James Paul Gee o tym, jak odkrył, że gry elektroniczne mogą uczyć

I somewhat arbitrarily picked the game The New Adventures of the Time Machine, a game involving adventure, problem solving, and shooting (based loosely on H. G. Wells), knowing nearly nothing about video games. Little did I know what I was getting myself into. (…) This game (…) requires the player to learn and think in ways in which I am not adept. Suddenly all my baby-boomer ways of learning and thinking, for which I had heretofore received ample rewards, did not work.

My second realization came soon after, when at the end of a day in which I had played Time Machine for eight straight hours, I found myself at a party, with a splitting headache from too much video motion, sitting next to a 300-pound plasma physicist. I heard myself telling the physicist that I found playing Time Machine a “life-enhancing experience,” without even knowing what I meant by that. (…) confronting what was, for me, a new form of learning and thinking was both frustrating and life enhancing.

ZA: What Video Games Have to Teach Us

James Paul Gee jest m.in. profesorem na katedrze literatury, a zajmuje się też psycholingwistyką, socjolingwistyką oraz grami. Napisał kilka pozycji poświęconych grom i edukacji.

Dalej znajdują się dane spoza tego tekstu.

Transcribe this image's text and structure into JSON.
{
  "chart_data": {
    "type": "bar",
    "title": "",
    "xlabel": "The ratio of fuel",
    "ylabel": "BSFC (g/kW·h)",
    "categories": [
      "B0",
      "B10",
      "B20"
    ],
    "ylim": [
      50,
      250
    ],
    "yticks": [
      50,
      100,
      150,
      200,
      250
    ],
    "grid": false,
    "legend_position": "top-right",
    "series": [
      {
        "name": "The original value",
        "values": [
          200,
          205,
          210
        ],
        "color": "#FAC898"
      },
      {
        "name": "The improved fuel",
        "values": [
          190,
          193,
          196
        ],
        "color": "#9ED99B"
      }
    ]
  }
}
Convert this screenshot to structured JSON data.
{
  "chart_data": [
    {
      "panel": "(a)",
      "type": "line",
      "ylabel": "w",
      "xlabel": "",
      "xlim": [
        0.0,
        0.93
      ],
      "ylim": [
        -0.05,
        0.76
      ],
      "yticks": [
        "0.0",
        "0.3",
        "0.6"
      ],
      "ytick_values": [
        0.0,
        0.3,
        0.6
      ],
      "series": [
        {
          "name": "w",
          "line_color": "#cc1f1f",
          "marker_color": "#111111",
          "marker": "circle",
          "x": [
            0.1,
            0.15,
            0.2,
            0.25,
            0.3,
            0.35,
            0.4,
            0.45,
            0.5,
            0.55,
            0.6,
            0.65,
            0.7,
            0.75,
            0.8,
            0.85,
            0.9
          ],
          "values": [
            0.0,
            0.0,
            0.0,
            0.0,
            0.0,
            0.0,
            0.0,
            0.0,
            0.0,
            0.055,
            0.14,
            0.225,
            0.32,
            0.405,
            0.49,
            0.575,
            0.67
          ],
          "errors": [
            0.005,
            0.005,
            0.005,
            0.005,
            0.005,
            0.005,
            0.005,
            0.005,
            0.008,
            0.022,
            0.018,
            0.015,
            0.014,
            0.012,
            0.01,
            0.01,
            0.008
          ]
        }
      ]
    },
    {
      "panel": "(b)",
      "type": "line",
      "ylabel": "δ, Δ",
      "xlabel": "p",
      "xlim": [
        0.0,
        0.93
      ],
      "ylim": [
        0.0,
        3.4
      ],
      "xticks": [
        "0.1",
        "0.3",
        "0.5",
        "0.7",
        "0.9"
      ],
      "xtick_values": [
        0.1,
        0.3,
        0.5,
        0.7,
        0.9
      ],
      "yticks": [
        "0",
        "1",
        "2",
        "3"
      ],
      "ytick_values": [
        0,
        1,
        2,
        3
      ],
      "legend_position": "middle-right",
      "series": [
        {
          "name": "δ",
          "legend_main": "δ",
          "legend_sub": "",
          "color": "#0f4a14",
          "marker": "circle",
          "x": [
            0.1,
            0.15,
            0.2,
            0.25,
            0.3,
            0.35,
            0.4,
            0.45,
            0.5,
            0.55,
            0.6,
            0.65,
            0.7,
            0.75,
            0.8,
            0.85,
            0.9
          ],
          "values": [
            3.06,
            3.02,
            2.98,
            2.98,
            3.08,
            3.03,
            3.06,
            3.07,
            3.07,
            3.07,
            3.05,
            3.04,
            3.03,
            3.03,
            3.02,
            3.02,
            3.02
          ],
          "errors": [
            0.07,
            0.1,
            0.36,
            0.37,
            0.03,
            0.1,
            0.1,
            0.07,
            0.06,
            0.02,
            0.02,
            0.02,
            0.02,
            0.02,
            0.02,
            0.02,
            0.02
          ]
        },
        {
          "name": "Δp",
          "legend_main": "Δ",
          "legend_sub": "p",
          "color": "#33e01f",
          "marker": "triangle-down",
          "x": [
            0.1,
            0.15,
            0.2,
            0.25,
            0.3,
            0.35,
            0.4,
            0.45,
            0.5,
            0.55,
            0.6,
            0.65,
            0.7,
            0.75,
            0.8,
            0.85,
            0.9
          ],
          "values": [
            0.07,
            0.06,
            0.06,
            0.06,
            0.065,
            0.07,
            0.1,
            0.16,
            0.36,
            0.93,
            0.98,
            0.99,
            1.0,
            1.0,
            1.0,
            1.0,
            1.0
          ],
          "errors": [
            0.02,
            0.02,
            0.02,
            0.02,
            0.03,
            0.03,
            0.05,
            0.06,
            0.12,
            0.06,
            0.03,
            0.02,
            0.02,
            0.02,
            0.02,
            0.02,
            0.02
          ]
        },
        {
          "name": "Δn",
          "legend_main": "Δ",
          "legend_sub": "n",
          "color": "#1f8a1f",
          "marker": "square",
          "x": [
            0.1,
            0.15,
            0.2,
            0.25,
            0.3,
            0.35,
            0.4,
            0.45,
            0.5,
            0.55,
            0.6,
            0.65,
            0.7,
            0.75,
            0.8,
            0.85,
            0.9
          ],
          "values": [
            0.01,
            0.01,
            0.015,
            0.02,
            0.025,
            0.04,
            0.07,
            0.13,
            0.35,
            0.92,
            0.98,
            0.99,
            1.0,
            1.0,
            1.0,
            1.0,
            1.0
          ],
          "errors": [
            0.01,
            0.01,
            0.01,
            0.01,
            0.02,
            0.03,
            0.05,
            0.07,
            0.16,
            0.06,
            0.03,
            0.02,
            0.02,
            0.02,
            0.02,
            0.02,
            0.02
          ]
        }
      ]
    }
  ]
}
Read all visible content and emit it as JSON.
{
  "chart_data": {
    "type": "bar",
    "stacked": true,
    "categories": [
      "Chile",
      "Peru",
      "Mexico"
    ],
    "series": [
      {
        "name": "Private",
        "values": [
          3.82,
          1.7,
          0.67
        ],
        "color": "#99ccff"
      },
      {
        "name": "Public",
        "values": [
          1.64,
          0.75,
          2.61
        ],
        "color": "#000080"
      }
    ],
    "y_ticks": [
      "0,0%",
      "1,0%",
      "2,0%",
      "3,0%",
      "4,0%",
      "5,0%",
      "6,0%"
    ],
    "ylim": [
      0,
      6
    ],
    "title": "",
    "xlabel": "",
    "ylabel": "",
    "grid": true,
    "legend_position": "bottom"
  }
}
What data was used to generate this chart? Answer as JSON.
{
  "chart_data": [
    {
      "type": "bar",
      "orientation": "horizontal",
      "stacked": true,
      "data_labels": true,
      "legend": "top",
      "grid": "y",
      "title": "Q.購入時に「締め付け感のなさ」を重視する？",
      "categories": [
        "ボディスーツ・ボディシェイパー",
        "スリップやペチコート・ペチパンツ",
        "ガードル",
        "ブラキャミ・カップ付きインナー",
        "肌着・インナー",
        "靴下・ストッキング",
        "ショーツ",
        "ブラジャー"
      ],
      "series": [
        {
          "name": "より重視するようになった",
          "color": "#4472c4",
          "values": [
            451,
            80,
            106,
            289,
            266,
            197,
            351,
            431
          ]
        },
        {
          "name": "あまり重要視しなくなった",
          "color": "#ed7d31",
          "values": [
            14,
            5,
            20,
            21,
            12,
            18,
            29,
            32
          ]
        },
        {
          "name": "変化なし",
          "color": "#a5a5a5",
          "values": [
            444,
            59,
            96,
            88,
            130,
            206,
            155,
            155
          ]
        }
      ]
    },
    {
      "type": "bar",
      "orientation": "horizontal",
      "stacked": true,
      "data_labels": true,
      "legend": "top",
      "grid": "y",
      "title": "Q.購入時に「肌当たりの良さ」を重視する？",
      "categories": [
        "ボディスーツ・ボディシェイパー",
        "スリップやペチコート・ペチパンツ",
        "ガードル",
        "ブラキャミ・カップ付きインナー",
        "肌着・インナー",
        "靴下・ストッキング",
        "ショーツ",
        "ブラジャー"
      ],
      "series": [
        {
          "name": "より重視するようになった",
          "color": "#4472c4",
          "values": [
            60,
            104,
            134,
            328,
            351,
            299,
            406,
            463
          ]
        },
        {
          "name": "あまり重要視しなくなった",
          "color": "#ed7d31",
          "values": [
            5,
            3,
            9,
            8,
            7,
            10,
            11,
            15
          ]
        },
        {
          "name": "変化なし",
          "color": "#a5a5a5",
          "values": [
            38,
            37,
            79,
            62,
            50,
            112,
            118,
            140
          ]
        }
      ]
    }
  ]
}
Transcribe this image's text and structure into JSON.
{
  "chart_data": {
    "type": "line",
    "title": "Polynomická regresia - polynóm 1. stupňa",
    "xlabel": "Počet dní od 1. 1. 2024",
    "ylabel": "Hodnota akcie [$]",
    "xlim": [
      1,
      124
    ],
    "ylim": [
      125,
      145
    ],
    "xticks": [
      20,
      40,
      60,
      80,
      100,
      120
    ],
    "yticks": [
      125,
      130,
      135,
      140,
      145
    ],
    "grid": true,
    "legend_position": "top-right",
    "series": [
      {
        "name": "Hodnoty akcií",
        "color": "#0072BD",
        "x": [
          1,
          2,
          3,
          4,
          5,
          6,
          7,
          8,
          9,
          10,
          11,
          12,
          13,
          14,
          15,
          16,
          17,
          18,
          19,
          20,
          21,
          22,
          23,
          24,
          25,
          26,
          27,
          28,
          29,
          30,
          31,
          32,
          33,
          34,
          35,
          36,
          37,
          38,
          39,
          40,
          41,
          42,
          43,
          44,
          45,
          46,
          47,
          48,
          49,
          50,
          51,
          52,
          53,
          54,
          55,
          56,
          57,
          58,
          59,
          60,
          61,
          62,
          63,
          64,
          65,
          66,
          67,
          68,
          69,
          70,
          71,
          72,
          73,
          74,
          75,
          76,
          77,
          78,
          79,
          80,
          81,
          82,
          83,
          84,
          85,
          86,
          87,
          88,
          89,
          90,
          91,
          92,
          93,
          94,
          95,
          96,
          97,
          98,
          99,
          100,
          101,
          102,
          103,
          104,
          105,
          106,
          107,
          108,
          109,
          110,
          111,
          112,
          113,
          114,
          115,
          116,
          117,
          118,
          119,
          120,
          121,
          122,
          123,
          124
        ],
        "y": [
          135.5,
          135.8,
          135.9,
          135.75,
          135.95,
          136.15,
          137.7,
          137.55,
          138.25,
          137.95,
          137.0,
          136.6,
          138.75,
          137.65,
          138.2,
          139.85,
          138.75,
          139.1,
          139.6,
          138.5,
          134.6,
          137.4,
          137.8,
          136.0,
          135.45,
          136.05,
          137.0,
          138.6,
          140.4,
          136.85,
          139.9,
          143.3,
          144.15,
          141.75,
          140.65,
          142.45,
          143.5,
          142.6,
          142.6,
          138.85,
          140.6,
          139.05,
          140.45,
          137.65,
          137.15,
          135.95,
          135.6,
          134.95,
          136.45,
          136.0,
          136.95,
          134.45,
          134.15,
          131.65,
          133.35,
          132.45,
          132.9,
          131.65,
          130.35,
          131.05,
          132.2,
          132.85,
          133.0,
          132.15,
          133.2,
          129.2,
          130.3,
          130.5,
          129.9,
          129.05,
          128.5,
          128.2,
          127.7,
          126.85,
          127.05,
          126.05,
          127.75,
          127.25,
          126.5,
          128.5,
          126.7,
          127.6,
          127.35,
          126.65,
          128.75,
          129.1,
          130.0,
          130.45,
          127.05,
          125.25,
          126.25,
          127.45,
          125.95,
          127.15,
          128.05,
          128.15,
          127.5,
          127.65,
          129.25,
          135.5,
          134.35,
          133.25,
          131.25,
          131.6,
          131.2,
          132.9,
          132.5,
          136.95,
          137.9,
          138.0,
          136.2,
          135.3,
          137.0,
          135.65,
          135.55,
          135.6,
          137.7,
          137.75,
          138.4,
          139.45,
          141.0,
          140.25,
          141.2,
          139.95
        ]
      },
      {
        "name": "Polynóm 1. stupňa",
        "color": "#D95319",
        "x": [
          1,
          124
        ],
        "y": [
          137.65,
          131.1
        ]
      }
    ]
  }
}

The New Adventures of the Time Machine to gra z 2000 roku, która sprzedała się w nakładzie około 50 tysięcy, a oceny były dość mieszane (za WIKI):

Gamespot thought the game alternated between a “nonsensical story” and “infuriating puzzles”. IGN felt that the game didn’t push the boundaries for Cryo and tested player’s patience. Jeux Video praised the game’s beauty and interactivity. Eurogamer praised the story and graphics and gave the game a 9/10. John Walker of Rock Paper Shotgun criticised the premise of making H. G. Wells the time traveling protagonist himself.